Making the most of precious data: experts weigh in on neuroscience data sharing
Whether it’s modelling or simulation, high-definition images or spreadsheets, current neuroscience research generates a lot of data. But are researchers making the most of all this raw information, which often takes a lot of computational time and effort to produce? How much time and effort could be saved by reusing datasets previously produced by other researchers? This was the topic of a dedicated discussion at the 2022 FENS forum, where experts in the field of neuroscience data pointed out that very few laboratories are effectively sharing and reusing data.
“Data sharing in neuroscience is facing three main challenges” explained Maaike van Swieten from the University of Oslo. Van Swieten is a researcher in neuroinformatics and a data curator for the EBRAINS platform. “First, we must bring seemingly unrelated data together, integrating multiscale, multi-model data into a unified database. Secondly, we must all speak a common language, preferably computer based and machine actionable, to ensure our datasets are compatible. And thirdly, we must support researchers with practical expertise on how to share their data in the best possible way”.
“Keeping data open for research is a non-negligible expense. Is that data reaching its full potential?” said Stephanie Albin of The Kavli Foundation, a private foundation that promotes open data use. “Unfortunately, current data has often little purview outside the research it was produced for. Data standardization, for example the use of unified data languages such as NWB (Neurodata Without Borders) is a possible answer”.
“We often tell researchers 'go out and share your data’, but how are they supposed to do it? We need to create environments conducive to data sharing and reuse” said Mathew Bidsall Abrams, Director of INCF, the International Neuroinformatics Coordinating Facility. INCF and HBP/EBRAINS collaborate on KnowlegeSpace, a collaborative data-driven search engine for neuroscience. “It’s both a Wikipedia and data repository” explains Abrams. “You look for a neuroscience concept and you can access all datased related to that concept with their sources. It is one of the few places where you can easily find large datasets related to international brain initiatives”.

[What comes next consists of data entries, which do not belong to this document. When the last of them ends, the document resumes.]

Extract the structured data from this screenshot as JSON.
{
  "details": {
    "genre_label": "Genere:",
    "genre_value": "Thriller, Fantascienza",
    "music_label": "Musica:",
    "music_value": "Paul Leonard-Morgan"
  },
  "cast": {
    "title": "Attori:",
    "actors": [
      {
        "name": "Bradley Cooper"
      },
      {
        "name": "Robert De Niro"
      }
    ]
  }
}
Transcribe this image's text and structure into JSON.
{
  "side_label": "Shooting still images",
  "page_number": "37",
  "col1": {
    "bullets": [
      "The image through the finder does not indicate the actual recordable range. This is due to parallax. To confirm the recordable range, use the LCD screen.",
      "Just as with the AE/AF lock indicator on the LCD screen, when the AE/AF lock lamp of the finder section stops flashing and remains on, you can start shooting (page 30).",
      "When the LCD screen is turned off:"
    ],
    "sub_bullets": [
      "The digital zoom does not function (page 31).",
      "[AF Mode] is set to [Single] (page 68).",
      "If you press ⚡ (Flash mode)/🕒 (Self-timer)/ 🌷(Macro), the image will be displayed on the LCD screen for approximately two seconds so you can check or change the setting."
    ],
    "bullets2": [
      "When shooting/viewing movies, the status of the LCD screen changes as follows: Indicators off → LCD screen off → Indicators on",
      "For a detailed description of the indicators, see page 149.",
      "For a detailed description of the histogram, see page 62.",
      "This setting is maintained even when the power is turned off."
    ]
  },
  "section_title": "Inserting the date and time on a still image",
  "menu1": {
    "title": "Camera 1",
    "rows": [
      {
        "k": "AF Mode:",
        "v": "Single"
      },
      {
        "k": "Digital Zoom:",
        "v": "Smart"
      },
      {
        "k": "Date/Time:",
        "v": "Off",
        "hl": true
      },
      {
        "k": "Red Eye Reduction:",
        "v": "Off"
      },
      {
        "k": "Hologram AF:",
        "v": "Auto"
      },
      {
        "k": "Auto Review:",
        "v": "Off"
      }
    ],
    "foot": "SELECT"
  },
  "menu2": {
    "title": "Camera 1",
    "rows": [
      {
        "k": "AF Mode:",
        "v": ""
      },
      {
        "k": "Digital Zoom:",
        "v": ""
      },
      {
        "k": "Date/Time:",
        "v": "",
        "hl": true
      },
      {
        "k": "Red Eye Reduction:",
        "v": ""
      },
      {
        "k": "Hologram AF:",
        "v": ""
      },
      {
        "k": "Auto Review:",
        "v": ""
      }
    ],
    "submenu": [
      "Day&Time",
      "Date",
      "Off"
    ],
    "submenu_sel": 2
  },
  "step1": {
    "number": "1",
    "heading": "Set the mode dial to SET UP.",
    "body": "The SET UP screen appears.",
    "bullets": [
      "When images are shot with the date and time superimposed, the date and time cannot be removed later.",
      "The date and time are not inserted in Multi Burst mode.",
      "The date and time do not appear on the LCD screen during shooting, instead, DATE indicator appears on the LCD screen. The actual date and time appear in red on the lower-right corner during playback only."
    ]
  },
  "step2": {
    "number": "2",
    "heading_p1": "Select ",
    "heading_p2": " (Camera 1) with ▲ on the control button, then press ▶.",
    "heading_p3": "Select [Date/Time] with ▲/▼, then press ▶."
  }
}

“A recent survey shows that 46% of researchers struggle with organising their data in a presentable way, 37% are unsure about copyright issues, and 33% don’t know which repository to use” said Van Swieten. “EBRAINS services provide curations and tools that address these practical challenges”. The Knowledge Graph, which you can access here, is a structure for metadata representation that allows you to connect different datasets together, creating and organising a network of preexisting data relevant to your research.
The structure is dictated by the openMINDS community driven annotation models, and in addition, EBRAINS offers curation services provided by experts to help researchers disentangle themselves from the intricacies. “For example, you can extract all the relevant information from an abstract and categorize it in a structured format. That is turned into advanced metadata and then becomes more effectively accessible through the Knowledge Graph” said. “The three main challenges (bringing data together, shared language, and practical issues) are addressed by Knowledge Graph, openMINDS, and curation services respectively”.